I made an agreement with God that day. I reminded Him that He is my great Physician (years earlier, I was scheduled for a double transplant – until God stepped in). I already had faith in what He can do through my body, so I turned the issue over to Him and told Him, “I am not going to pay attention to this report. This one is on You, and You can alert me if something is wrong, but I will not let fear talk to me.” Over the years, I have had to remind myself of that agreement on a few occasions, and when fear knocks, I answer by blessing my body and cursing cancer.
Fast forward to one summer. We have always spent our summers on the road doing family ministry. That summer, we had our trip all planned down to the details, but the more things came together, the louder my lack of peace became. I finally laid it all down as I no longer wanted to fight for peace. A week later, I found a mass in my breast. Between swinging from one doctor appointment to the next and waiting for appointment day to arrive, we spent our summer walking out the reality that a tumor was found. I got the call while standing in the swimsuit section of Target and would be lying if I said the room didn’t spin a bit when I hung up the phone.

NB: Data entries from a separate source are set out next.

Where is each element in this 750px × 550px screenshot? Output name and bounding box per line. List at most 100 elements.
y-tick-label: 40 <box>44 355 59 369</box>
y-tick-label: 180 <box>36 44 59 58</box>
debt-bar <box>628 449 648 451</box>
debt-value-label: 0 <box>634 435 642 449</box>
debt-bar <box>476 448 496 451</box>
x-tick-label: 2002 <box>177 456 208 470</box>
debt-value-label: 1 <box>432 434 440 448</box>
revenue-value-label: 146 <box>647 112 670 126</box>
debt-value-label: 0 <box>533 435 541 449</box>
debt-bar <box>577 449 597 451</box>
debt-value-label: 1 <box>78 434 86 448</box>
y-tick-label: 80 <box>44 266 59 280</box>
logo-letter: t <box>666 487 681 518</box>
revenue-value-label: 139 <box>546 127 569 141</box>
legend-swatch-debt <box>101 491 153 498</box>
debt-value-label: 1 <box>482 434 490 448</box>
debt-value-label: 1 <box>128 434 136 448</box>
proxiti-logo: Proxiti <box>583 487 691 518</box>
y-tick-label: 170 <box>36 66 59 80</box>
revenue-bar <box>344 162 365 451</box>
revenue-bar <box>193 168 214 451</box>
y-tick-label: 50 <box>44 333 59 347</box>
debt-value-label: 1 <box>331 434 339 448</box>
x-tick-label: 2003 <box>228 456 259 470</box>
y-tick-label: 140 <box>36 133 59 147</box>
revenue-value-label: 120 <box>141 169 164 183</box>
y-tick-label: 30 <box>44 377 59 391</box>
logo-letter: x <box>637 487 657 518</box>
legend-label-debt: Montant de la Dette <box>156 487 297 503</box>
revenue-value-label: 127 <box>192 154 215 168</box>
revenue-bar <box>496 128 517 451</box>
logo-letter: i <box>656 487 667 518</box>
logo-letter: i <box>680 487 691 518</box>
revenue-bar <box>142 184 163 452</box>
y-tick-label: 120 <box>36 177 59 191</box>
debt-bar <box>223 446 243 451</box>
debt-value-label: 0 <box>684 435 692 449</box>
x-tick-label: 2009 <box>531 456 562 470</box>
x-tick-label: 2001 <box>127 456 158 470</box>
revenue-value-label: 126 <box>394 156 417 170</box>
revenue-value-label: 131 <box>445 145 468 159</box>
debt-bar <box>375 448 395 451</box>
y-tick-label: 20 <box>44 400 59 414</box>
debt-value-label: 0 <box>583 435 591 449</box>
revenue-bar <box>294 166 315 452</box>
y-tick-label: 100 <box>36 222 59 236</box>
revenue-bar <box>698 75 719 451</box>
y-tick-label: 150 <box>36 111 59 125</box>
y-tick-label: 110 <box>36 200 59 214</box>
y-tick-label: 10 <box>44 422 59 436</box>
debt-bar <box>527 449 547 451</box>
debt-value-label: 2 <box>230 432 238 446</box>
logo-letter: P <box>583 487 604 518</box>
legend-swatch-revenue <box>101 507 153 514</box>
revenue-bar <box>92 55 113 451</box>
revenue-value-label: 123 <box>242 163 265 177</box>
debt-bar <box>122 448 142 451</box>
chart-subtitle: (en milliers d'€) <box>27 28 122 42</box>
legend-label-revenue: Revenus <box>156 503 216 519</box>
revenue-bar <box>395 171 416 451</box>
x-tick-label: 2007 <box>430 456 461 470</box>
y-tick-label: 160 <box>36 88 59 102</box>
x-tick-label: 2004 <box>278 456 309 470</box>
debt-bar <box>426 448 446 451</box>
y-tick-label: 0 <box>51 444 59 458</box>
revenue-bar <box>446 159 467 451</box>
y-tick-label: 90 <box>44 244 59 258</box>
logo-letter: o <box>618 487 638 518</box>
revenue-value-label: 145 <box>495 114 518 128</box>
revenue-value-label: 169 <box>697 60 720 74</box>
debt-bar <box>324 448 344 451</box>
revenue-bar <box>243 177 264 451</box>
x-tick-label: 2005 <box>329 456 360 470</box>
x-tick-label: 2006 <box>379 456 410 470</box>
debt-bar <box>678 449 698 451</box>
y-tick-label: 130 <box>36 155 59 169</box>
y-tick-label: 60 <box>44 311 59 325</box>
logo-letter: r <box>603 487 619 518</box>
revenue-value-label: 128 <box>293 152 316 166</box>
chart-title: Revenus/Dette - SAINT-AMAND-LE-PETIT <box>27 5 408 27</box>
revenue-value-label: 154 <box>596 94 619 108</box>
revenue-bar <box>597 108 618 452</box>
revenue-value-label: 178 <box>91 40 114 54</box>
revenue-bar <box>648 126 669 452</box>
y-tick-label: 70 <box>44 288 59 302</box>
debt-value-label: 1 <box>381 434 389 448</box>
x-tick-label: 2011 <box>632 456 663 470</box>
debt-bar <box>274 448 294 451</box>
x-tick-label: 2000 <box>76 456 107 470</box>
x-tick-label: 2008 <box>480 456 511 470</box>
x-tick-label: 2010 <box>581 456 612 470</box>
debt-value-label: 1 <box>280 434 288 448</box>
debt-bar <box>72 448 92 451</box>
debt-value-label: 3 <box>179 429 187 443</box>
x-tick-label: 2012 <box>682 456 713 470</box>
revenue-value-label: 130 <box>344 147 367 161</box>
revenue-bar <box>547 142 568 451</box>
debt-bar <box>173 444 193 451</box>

But I asked God, “Is this my time?” and clearly, I heard, “NO!” My mind never played the What-If game, and I kept my peace all summer.
It doesn’t make it true just because someone speaks a word over you. Just because the odds are against you doesn’t mean you have lost. Just because a doctor says so doesn’t mean you have to partner with it. Just because fear speaks to you doesn’t mean you have to listen. I am happy to report that I am okay, and we are on the other side of this journey.